Tal vez, la iniciativa anunciada hace unos días por la Xunta de Galicia para la
 regular los alquileres turísticos de temporada vaya también en el sentido de apostar por el decrecimiento o expresándolo de manera más políticamente correcta por el crecimiento controlado de la oferta turística espontánea.
A través de este enlace se puede acceder al DECRETO 12/2017, de 26 de enero, por el que se establece la ordenación de apartamentos turísticos, viviendas turísticas y viviendas de uso turístico en la Comunidad Autónoma de Galicia.

En el citado artículo del El País, el profesor de la Facultad de Geografía e Historia de la UB, Xavier Font, afirma que “cuando se habla de temporadas turísticas la gente lo que valora como positivo es el crecimiento de visitantes … otras cifras como la ocupación o su calidad, que no tienen necesaria relación con la cantidad de turistas, son también muy importantes”.
En un sentido parecido, Jordi Ficapal, director del Observatorio de Turismo Responsable de la Facultad de Turismo de la URL, dice que “el decrecimiento es un gran tabú para el sector turístico.
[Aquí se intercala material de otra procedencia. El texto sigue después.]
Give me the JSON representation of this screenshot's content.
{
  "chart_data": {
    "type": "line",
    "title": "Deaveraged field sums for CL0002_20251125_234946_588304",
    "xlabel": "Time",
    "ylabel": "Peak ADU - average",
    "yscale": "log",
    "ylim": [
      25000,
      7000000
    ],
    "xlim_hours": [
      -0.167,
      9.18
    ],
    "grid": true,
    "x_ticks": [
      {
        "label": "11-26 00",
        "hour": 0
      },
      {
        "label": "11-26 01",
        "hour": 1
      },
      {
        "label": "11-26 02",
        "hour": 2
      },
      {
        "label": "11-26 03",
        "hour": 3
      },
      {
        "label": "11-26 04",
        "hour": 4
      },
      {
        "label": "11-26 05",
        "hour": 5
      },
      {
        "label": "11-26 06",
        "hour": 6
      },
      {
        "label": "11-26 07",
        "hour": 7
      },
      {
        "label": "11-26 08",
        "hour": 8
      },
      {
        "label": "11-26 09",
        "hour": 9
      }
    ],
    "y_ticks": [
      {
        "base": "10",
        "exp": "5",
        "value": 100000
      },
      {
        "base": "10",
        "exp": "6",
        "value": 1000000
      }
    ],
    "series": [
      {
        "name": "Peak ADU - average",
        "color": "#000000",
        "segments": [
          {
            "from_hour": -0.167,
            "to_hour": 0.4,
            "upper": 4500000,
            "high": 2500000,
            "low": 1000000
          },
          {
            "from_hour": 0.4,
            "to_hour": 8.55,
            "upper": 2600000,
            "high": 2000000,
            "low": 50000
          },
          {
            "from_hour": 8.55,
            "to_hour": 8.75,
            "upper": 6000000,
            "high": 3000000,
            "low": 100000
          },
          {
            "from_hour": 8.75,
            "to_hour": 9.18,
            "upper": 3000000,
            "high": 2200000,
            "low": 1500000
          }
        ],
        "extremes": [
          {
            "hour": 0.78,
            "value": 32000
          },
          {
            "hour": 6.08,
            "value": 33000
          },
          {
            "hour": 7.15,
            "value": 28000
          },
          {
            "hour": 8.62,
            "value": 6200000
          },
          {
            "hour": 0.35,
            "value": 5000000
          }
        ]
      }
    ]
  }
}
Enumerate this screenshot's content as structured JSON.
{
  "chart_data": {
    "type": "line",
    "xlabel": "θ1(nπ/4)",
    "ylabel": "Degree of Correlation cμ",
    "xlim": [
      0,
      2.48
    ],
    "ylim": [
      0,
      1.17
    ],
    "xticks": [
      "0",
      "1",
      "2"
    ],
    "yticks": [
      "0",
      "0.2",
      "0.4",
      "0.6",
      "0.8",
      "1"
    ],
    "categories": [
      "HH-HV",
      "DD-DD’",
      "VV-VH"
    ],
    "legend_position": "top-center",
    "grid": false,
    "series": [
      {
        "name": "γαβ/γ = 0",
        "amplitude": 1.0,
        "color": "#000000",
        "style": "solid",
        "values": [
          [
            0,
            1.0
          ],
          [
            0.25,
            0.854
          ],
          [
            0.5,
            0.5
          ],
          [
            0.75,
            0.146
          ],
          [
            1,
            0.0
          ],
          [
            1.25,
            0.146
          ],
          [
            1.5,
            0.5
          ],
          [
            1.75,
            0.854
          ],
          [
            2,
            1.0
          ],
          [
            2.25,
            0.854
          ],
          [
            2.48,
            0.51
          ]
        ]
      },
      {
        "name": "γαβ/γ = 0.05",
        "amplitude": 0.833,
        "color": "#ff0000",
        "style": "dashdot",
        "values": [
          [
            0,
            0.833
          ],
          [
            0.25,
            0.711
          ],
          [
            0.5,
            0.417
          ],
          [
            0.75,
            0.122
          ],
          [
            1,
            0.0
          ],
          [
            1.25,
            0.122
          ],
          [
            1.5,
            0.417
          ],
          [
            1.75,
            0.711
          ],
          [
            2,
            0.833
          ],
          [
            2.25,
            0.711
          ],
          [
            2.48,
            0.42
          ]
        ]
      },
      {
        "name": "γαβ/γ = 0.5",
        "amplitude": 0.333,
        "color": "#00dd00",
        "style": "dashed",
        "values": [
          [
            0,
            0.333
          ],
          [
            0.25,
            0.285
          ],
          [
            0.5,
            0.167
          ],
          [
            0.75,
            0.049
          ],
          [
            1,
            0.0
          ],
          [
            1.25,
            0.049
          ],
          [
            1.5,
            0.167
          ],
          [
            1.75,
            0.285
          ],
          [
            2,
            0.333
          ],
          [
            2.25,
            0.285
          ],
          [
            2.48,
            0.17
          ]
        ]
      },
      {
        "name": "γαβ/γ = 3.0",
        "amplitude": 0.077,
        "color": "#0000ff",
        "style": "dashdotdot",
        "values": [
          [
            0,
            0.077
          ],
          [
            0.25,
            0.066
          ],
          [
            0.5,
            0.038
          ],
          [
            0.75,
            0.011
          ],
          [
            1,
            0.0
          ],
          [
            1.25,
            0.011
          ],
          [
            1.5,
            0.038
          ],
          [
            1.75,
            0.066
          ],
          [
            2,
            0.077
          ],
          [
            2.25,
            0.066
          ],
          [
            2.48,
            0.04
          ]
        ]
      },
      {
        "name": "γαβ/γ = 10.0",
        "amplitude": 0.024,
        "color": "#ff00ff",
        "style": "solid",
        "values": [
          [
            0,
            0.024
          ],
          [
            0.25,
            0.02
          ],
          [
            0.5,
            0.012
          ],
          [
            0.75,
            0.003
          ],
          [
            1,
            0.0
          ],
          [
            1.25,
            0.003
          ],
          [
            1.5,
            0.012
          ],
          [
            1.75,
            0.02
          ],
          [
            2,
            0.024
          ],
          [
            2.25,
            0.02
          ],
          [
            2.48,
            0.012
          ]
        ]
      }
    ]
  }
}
Crea un gran nerviosismo entre quienes trabajan desde la lógica del mercado y han basado el sector en el crecimiento continuado de visitantes”.

El debate está abierto, y creo que no solo para la ciudad de Barcelona.
Estamos ante una invitación a la reflexión, a plantearse si se debe trasladar la propuesta del decrecimiento a todos los eventos y todos los destinos turísticos, a definir qué tipo de turismo queremos.